Model D is very simple in the sense that it allows for only one set of sites evolving under divergent selective pressures; however, two or more such classes of sites might exist. For example, two classes of sites might represent two different domains, one being released from purifying selection in one paralog and the other being released from purifying selection in the other paralog. Model D would be forced to average over both classes of sites, resulting in reduced power of the LRT and lower posterior probabilities. One solution to this problem is to use a bivariate distribution for selective pressure, similar to what has been implemented for amino acid rates (e.g., Gu 2001; Susko et al. 2002). For example, the gamma model of among sites variation in ω (Yang et al. 2000) could be extended by allowing two gamma distributions, one for each paralogous clade. This approach would have the advantage of greater flexibility in modeling functional divergence.
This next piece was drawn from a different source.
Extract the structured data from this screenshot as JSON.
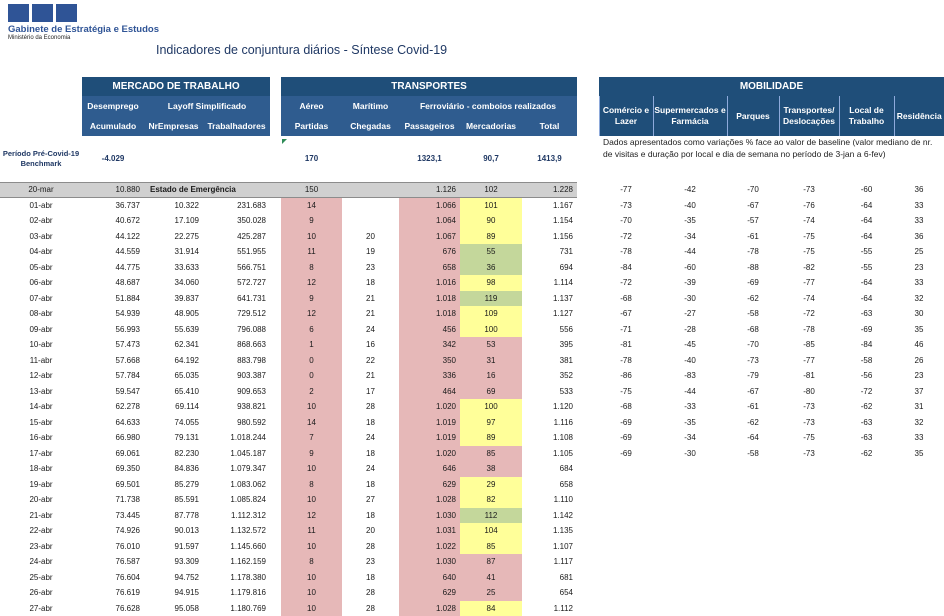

Both site models and branch-site models are computationally complex, with estimation of parameters for finite mixture distributions (such as those in M3 and Model D) being particularly difficult. For example, a small fraction of sites under strong selective pressure might fit a dataset nearly as well as a higher fraction of sites under lower selective pressure. This impacts Bayesian site identification, as ML parameter estimates are used to compute the posterior probabilities. Simulation studies showed that low accuracy in Bayesian site identification occurs when sequence divergence is very low or too few sequences are sampled because under such conditions the sampling errors in ML parameter estimates are too high (Anisimova et al. 2002). Similarly, suboptimal parameter estimates, based on local optimum, also could lead to low accuracy in Bayesian site identification. We found local optima in both datasets under Model D but not under Model M0 or M3. With these points in mind, we make the following recommendations: first, to avoid being trapped at a local optimum, users should run Model D multiple times using different initial values; second, we advise caution on Bayes site prediction when sequence divergence is very low or when few sequences are sampled; and third, different tree topologies and models of codon frequencies may be used to evaluate the robustness of parameter estimates.

Addendum

After submission of the manuscript for this paper, Forsberg and Christiansen (2003) published a similar codon model, which also allows position-specific changes in selection pressure in two different parts of a phylogeny. They applied Gu’s (2001) model of functional divergence to the codon model of Goldman and Yang (1994). Their model assumes that the ω ratio varies among sites according to a discrete distribution with three classes. However, a proportion p _d of sites is under different selective pressures and has independent ω’s, drawn from the same distribution, for two subclades of a phylogeny. The rest of the sites have the same ω, drawn from the same discrete distribution, for the whole tree. Our Models C and D are different in assuming different overall selective pressures (ω_2A versus ω_2B) for the two clades. Forsberg and Christiansen (2003) applied their codon model to a set of influenza A virus nucleoprotein sequences to study the changes in selection pressure after a shift from avian to human hosts. They used an LRT to test the hypothesis that p _d > 0 and an empirical Bayes procedure to predict which sites had experienced a shift in selection pressures. Both the analysis by Forsberg and Christiansen (2003) and that in this paper demonstrate the importance of codon-based approaches in studying genetic co-option events, whether they be functional divergence following gene duplication or adaptive alteration of existing genes to the functional requirements of parasitizing a new host.